Reconstitution after transplantation with T-lymphocyte-depleted HLA haplotype-mismatched bone marrow for severe combined immunodeficiency.


Severe combined immunodeficiency (SCID) is potentially correctable by bone marrow transplantation if a patient has a suitable histocompatible donor. In the absence of an HLA-matched donor, lethal graft-versus-host disease (GVHD), which is mediated by alloreactive donor T cells, may occur.
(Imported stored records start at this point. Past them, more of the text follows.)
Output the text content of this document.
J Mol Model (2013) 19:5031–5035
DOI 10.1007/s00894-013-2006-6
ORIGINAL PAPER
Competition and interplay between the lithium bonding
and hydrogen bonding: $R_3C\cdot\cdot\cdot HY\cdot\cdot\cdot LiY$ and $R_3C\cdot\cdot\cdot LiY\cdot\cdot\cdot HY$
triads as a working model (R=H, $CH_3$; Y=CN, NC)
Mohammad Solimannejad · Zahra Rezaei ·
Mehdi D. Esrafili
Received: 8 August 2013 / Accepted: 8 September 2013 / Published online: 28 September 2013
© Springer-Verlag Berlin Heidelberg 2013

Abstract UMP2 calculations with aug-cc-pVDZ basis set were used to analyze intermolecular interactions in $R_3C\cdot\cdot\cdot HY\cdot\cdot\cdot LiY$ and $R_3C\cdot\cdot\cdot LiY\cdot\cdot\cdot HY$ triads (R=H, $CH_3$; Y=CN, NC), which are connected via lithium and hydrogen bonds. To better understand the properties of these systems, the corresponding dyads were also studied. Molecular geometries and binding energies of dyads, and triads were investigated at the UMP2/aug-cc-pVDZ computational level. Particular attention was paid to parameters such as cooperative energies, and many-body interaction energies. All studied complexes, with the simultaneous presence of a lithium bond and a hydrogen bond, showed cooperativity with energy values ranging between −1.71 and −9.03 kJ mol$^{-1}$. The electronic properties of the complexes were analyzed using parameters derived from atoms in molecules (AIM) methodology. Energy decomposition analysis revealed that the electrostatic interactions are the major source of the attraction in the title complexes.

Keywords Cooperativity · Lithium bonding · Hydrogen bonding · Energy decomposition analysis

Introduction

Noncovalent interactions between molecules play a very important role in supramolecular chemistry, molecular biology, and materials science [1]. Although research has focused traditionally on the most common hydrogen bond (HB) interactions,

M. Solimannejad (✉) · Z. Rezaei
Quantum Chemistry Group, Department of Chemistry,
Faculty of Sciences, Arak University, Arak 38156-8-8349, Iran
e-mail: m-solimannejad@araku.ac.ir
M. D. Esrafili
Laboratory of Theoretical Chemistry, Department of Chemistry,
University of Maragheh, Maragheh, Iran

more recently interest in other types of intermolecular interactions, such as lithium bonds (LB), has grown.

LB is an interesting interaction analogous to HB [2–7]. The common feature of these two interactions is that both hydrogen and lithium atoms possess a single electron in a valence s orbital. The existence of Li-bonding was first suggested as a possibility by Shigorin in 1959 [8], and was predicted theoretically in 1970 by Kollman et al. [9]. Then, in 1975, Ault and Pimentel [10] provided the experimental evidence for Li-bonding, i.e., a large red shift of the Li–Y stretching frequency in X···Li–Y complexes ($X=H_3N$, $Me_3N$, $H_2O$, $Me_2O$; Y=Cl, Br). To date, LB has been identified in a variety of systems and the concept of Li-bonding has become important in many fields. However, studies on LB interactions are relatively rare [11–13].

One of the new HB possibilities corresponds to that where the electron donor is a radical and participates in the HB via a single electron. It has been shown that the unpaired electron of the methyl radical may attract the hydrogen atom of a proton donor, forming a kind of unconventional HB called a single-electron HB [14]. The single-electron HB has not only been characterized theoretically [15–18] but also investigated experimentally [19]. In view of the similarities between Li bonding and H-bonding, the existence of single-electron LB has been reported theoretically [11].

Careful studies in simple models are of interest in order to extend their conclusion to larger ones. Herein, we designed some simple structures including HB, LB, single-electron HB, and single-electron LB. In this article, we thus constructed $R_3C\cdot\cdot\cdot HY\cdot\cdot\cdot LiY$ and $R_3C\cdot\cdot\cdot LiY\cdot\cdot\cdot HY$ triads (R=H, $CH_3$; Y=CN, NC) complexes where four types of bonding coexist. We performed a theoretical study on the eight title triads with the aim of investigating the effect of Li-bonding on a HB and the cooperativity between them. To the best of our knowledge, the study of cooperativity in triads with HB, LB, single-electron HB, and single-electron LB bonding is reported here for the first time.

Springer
In an attempt to prevent GVHD in one SCID patient lacking a matched donor, we treated maternal haplomismatched bone marrow with a unique nonmitogenic T-cell-specific monoclonal antibody (anti-T12) and complement to remove mature T cells. Despite the removal of greater than 99% mature T cells, the child developed significant life-threatening GVHD, which was terminated by a 5-day course of intravenous anti-T12. Subsequently, immune reconstitution occurred by 6 wk: the mature circulating T cells proliferated in response to soluble and allo-antigens in vitro and provided help for B-cell immunoglobulin synthesis. The patient was removed from a protective environment and discharged without evidence of further infection. Both HLA and chromosomal analyses showed that the circulating cells in the patient were of maternal origin. More importantly, the maternal T cells were no longer reactive with recipient cells. Mixing experiments indicated that the state of tolerance that resulted in this chimera was not due to active suppression. We conclude that HLA-mismatched transplantation for SCID can be undertaken if mature alloreactive donor T lymphocytes are depleted before and after bone marrow grafting.